Dimanche dernier, la commission exécutive du CIO a rendu sa décision quant à la participation des athlètes russes aux Jeux de Rio, laquelle a été annoncée suivant la publication du rapport McLaren commandé par l’Agence mondiale antidopage (AMA). Rappelons que ce rapport établissait l'existence d'un système de dopage d'État en Russie.

Étant donné l'urgence de la situation et les délais restreints, le CIO a préféré que la participation des athlètes russes aux Jeux de Rio relève de la discrétion de chacune des fédérations internationales. Par conséquent, les fédérations internationales de chaque discipline devra décider au cas par cas de la sélection des athlètes russes. Cette décision a été déplorée par plusieurs agences antidopage et athlètes.

Rôle de l'AMA

Même si l'AMA a suggéré l'exclusion de la Russie à toutes compétitions internationales, elle n'a pas le dernier mot. L'AMA peut faire des recommandations, mais les sanctions relèvent du pouvoir de l’organisme responsable de la manifestation ou de la fédération visée.

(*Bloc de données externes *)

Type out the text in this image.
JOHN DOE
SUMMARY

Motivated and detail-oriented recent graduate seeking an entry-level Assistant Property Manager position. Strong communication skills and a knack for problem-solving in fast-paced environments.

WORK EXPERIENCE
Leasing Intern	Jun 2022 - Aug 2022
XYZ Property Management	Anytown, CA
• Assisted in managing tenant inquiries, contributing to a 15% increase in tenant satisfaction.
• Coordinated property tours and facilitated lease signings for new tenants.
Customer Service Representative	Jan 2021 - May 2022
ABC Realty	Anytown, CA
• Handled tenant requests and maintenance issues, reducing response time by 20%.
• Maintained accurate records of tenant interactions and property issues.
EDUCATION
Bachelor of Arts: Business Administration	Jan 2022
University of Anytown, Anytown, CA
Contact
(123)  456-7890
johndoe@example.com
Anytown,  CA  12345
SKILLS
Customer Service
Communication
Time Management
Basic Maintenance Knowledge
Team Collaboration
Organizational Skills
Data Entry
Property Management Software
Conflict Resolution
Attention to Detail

De telle sorte que pour les Jeux de Rio, c'est le CIO qui devait prendre une décision quant à l'exclusion de la Russie et non l'AMA.  Ainsi, l'AMA n'a pas de relation directe avec le pays, car ellea un mandat indépendant des organisations sportives et des gouvernements.

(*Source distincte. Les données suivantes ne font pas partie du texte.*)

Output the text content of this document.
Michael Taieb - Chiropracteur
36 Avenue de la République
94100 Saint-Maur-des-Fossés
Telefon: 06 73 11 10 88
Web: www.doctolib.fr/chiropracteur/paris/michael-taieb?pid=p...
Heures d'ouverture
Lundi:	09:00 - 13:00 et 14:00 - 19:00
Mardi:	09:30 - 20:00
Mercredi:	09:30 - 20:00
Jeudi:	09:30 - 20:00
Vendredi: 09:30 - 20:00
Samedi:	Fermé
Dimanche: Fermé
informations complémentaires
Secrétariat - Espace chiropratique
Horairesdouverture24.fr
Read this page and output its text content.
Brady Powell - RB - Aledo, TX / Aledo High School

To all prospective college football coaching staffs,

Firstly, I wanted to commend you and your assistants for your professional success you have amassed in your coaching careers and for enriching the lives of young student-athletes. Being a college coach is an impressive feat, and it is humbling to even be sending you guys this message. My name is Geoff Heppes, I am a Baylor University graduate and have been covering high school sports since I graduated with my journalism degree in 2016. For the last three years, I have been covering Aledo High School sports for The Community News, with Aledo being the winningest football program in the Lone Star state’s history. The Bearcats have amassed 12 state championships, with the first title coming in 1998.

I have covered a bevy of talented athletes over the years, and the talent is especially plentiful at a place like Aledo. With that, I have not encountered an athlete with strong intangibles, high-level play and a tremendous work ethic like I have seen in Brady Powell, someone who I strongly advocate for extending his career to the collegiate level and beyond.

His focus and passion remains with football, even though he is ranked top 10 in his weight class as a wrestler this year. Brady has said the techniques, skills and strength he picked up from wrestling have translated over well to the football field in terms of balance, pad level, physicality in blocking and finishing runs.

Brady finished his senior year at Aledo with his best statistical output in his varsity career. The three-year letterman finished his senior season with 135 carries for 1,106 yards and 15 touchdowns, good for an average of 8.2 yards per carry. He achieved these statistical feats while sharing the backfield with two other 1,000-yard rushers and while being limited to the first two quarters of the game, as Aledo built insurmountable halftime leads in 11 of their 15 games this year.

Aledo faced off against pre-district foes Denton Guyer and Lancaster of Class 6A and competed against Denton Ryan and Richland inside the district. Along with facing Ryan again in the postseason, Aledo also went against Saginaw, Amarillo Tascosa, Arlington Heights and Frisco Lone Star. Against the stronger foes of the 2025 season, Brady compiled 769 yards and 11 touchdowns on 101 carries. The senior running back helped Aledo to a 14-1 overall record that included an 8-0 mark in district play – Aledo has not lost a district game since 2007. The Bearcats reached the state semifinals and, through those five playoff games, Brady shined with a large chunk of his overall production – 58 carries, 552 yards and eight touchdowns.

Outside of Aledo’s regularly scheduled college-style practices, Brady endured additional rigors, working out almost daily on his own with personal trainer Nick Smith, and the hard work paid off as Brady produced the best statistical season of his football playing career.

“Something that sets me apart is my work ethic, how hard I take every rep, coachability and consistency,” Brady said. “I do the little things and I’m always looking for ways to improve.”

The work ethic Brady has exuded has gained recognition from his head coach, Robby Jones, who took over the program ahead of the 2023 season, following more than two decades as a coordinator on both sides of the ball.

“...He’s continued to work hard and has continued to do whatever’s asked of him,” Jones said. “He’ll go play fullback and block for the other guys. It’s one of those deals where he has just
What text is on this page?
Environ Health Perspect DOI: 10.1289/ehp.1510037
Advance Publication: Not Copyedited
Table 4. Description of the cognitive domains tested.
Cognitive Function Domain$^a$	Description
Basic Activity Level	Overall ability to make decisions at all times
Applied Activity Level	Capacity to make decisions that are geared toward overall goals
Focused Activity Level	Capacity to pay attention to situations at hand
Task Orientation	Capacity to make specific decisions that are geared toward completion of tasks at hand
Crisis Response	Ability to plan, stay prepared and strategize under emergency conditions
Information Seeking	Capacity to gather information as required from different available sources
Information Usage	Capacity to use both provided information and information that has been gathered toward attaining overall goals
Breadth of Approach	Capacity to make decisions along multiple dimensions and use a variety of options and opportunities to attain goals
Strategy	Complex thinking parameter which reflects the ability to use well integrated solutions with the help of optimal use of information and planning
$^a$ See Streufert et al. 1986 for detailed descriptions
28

L'AMA doit toutefois veiller à ce que ses signataires se conforment aux exigences du code mondial antidopage, lesquelles visent le franc-jeu et le sport propre. La Russie est signataire du code mondial antidopage et elle doit le respecter vigoureusement. Les actes reprochés à la Russie sont une violation directe à l'esprit du code et ils sont contraires à la lutte antidopage.

Décision du CIO

a) Rapport McLaren

La commission exécutive a d'abord indiqué que Richard McLaren avait partiellement rempli son mandat et qu'il n'avait fait qu'un bref survol des informations disponibles en raison du délai extrêmement serré avant les Jeux de Rio. De telle sorte que le CIO a fortement encouragé McLaren à compléter son mandat. D'ailleurs, le CIO se réserve le droit d'imposer des sanctions supplémentaires suivant la publication du rapport final.

b) Arguments avancés par le Comité national olympique russe (ROC)

Avant de rendre sa décision, le CIO a permis au comité national olympique russe (ROC) de plaider sa cause. Dans le cadre d'une conférence téléphonique, le président du ROC, Alexander Zhukov, a fait valoir qu'il s'engageait à mettre en place une restructuration complète des politiques antidopage en Russie. De plus, Zhukov a allégué que tous les athlètes russes qui avaient été sélectionnés pour Rio avaient été testés au cours des six derniers mois par des agences antidopage accréditées, fiables et indépendantes de la Russie.

À ce titre, le CIO a rappelé que le rapport McLaren ne contenait aucune conclusion à l'encontre du ROC lui-même.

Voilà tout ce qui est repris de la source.